Want to save a life? Turn off a light. A new University of Wisconsin study found that conserving electricity alleviates air pollution, saving lives and money. That might not seem like news. But the findings tied cutting carbon emissions not only to economic benefits but public health.
That might help green-minded policymakers in their political battles to help reduce carbon emissions, said study senior author Tracey Holloway, an environmental studies professor at Wisconsin.
“We’re trying to clarify how changes in energy systems have benefits for public health,” said Holloway in a statement. “For the most part, the energy community is not focused on the human health effects of air pollution.”

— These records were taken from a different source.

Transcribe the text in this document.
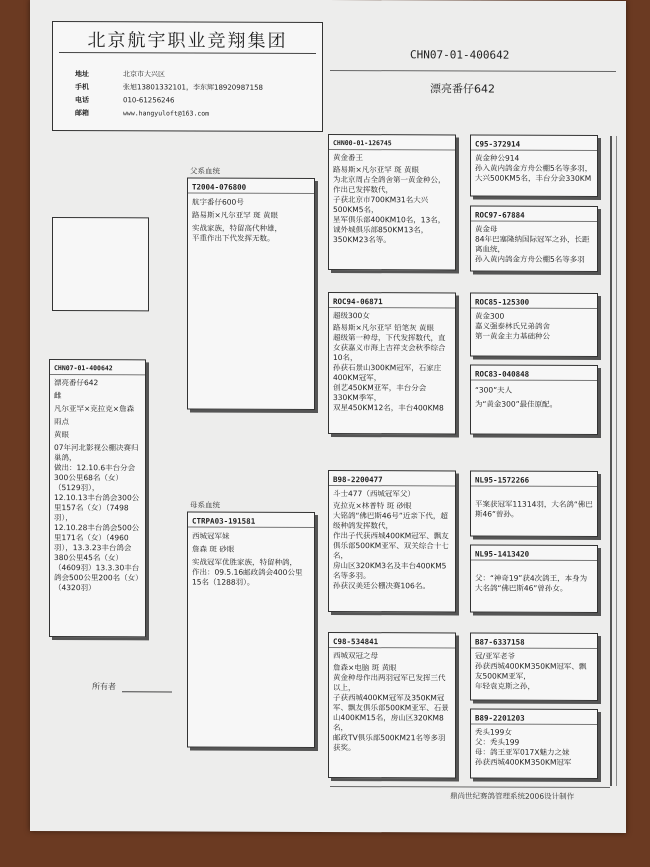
北京航宇职业竞翔集团
地址
手机
电话
邮箱
北京市大兴区
张旭13801332101，李东辉18920987158
010-61256246
www.hangyuloft@163.com
CHN07-01-400642
漂亮番仔642
CHN07-01-400642
漂亮番仔642
雌
凡尔亚罕×克拉克×詹森
雨点
黄眼
07年河北影视公棚决赛归巢鸽，
做出：12.10.6丰台分会300公里68名（女）（5129羽），
12.10.13丰台鸽会300公里157名（女）（7498羽），
12.10.28丰台鸽会500公里171名（女）（4960羽），13.3.23丰台鸽会380公里45名（女）（4609羽）13.3.30丰台鸽会500公里200名（女）（4320羽）
父系血统
T2004-076800
航宇番仔600号
路易斯×凡尔亚罕 斑 黄眼
实战家族，特留高代种雄，
平重作出下代发挥无数。
母系血统
CTRPA03-191581
西城冠军妹
詹森 斑 砂眼
实战冠军优胜家族，特留种鸽，
作出：09.5.16邮政鸽会400公里15名（1288羽）。
CHN00-01-126745
黄金番王
路易斯×凡尔亚罕 斑 黄眼
为北京周占全鸽舍第一黄金种公，作出已发挥数代，
子获北京市700KM31名大兴500KM5名，
星军俱乐部400KM10名，13名，
诚外城俱乐部850KM13名，350KM23名等。
ROC94-06871
超级300女
路易斯×凡尔亚罕 铅笔灰 黄眼
超级第一种母，下代发挥数代，直女获嘉义市海上吉祥支会秋季综合10名，
孙获石景山300KM冠军，石家庄400KM冠军，
创艺450KM亚军，丰台分会330KM季军，
双星450KM12名，丰台400KM8
B98-2200477
斗士477（西城冠军父）
克拉克×林普特 斑 砂眼
大铭鸽“佛巴斯46号”近亲下代，超级种鸽发挥数代，
作出子代获西城400KM冠军、飘友俱乐部500KM亚军、双关综合十七名，
房山区320KM3名及丰台400KM5名等多羽。
孙获汉美廷公棚决赛106名。
C98-534841
西城双冠之母
詹森×电脑 斑 黄眼
黄金种母作出两羽冠军已发挥三代以上，
子获西城400KM冠军及350KM冠军、飘友俱乐部500KM亚军、石景山400KM15名，房山区320KM8名，
邮政TV俱乐部500KM21名等多羽获奖。
C95-372914
黄金种公914
孙入黄内鸽金方舟公棚5名等多羽，
大兴500KM5名，丰台分会330KM
ROC97-67884
黄金母
84年巴塞隆纳国际冠军之孙，长距离血统，
孙入黄内鸽金方舟公棚5名等多羽
ROC85-125300
黄金300
嘉义强泰林氏兄弟鸽舍
第一黄金主力基础种公
ROC83-040848
“300”夫人
为“黄金300”最佳原配。
NL95-1572266
平案获冠军11314羽，大名鸽“佛巴斯46”曾孙。
NL95-1413420
父：“神奇19”获4次鸽王，本身为大名鸽“佛巴斯46”曾孙女。
B87-6337158
冠/亚军老爷
孙获西城400KM350KM冠军、飘友500KM亚军，
年轻袁克斯之孙，
B89-2201203
秃头199女
父：秃头199
母：鸽王亚军017X魅力之妹
孙获西城400KM350KM冠军
所有者
鼎尚世纪赛鸽管理系统2006设计制作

Publishing their work in the journal Environmental Science & Technology, the researchers estimated that a 12 percent increase in energy efficiency in the summer would reduce ozone and fine particulate matter, saving 475 human lives annually in the United States. They pegged the value of those lives at $4 billion. (€3.53 billion/CHF3.97 billion)
Reducing energy use would result in a savings of almost $0.05 per kilowatt hour, a big savings considering that electricity costs $0.10 per kilowatt hour on average.
“By saving electricity, we can also save lives,” said study lead author David Abel, a postdoctoral researcher at the Center for Sustainability and the Global Environment at the university,. “There is a range of health benefits. It’s a bonus. We find there are extra health reasons to turn off a light.”